Changes in our environment, such as stress and diet, or major life events such as puberty and pregnancy can all increase or decrease the expression of different genes, potentially altering us permanently. Epigenetics is what causes those changes.
Kabbaj studies the prairie vole because the rodent develops social monogamy similar to humans. With prairie voles, mating and quality time with the partner change their gene expression to facilitate social bonding and a preference for the partner. Now Kabbaj and his lab want to find out how the couple maintains this new bond.
“When the male and female prairie voles develop social bonding, the reward pathway in the brain’s pleasure center, the nucleus accumbens, gets activated,” Kabbaj said. “Prairie voles find the experience very rewarding, bonding gets reinforced, and that is one reason they stay together for life.”
After spending two to three weeks together, both male and female voles have a striking change in their behavior: They become very aggressive toward intruders, and they exhibit increased paternal and maternal behaviors.

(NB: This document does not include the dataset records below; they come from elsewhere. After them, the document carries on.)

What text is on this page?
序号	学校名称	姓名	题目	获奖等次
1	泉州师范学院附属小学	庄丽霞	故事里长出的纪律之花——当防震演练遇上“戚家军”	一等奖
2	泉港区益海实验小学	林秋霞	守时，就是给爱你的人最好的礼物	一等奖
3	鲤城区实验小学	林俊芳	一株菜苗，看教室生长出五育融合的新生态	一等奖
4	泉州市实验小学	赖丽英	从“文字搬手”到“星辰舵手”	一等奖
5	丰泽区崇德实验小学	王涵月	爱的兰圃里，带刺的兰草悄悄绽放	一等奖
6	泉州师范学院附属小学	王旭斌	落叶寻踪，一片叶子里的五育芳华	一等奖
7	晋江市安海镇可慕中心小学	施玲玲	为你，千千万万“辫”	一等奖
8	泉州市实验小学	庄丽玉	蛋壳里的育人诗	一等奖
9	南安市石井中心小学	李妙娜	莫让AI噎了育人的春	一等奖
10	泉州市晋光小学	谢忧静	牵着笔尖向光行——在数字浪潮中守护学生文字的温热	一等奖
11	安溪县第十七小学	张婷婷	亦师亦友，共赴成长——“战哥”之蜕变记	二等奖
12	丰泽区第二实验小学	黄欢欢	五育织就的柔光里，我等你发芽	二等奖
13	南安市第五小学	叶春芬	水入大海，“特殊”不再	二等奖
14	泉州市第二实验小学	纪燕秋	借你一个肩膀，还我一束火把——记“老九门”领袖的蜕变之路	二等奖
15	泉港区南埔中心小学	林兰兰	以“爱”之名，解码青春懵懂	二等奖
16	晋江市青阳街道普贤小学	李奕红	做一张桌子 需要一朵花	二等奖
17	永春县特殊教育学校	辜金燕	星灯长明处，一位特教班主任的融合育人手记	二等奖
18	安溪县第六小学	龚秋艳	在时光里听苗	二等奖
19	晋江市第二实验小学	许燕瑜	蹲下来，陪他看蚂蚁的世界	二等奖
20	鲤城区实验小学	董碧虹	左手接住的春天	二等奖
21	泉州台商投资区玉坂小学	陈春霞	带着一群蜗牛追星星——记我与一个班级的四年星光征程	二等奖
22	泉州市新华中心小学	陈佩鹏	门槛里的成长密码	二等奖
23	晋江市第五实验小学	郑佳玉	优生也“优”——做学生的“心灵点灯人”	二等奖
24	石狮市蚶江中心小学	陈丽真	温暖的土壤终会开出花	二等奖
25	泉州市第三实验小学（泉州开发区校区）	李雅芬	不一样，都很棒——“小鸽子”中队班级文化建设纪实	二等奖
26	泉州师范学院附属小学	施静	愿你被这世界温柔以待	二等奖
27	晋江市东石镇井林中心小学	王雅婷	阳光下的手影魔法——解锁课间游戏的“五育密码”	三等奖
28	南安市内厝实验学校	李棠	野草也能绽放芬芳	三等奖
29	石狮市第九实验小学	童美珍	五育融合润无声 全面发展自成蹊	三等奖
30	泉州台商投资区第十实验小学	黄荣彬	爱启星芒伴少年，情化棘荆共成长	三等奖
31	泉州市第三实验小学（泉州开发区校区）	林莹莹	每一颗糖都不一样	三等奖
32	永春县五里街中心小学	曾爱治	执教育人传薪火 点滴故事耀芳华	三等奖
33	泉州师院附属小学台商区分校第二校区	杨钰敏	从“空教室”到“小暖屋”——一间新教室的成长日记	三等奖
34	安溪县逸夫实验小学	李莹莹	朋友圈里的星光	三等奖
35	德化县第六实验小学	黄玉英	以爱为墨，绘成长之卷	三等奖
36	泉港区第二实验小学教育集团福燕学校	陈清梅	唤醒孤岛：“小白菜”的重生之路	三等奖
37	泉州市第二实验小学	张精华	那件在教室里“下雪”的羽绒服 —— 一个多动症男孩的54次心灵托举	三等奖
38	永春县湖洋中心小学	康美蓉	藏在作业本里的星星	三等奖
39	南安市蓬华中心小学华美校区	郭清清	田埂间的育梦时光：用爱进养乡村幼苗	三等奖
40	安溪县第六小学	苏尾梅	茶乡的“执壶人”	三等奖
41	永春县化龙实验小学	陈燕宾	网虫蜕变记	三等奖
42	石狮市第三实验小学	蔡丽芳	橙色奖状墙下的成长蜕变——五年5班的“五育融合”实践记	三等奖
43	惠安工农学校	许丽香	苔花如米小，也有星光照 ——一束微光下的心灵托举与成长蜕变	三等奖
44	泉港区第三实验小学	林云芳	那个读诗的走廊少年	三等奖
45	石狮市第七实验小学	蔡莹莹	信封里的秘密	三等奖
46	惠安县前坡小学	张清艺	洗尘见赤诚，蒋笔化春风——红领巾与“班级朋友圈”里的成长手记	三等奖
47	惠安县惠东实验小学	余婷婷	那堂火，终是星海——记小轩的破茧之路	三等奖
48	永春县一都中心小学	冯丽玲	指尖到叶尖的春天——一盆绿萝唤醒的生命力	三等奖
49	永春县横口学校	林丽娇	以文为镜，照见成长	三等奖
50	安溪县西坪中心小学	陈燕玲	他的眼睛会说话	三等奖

What happens in the voles’ brains to make them develop those behaviors to maintain their social bond? What epigenetic mechanisms are implicated? Those are questions Kabbaj will test for the next five years.
He has already observed one change as voles maintain monogamy.
“There is an increase in some dopamine receptors that mediate aggressive behaviors toward intruders,” Kabbaj said. “We’re trying to see what causes this increase at the epigenetic level.”
The grant, in collaboration with Zuoxin Wang, Distinguished Research Professor of Psychology and Neuroscience, will also help Kabbaj discover new genes that help maintain social bonding.
“We’re going to do genome-wide sequencing studies to determine whether there are other novel genes implicated,” Kabbaj said. “Some of these mechanisms could be targets for developing treatments for deficits in social attachments. If we understand more about the mechanism behind social bonding in these voles, in the future it may apply to humans, too.”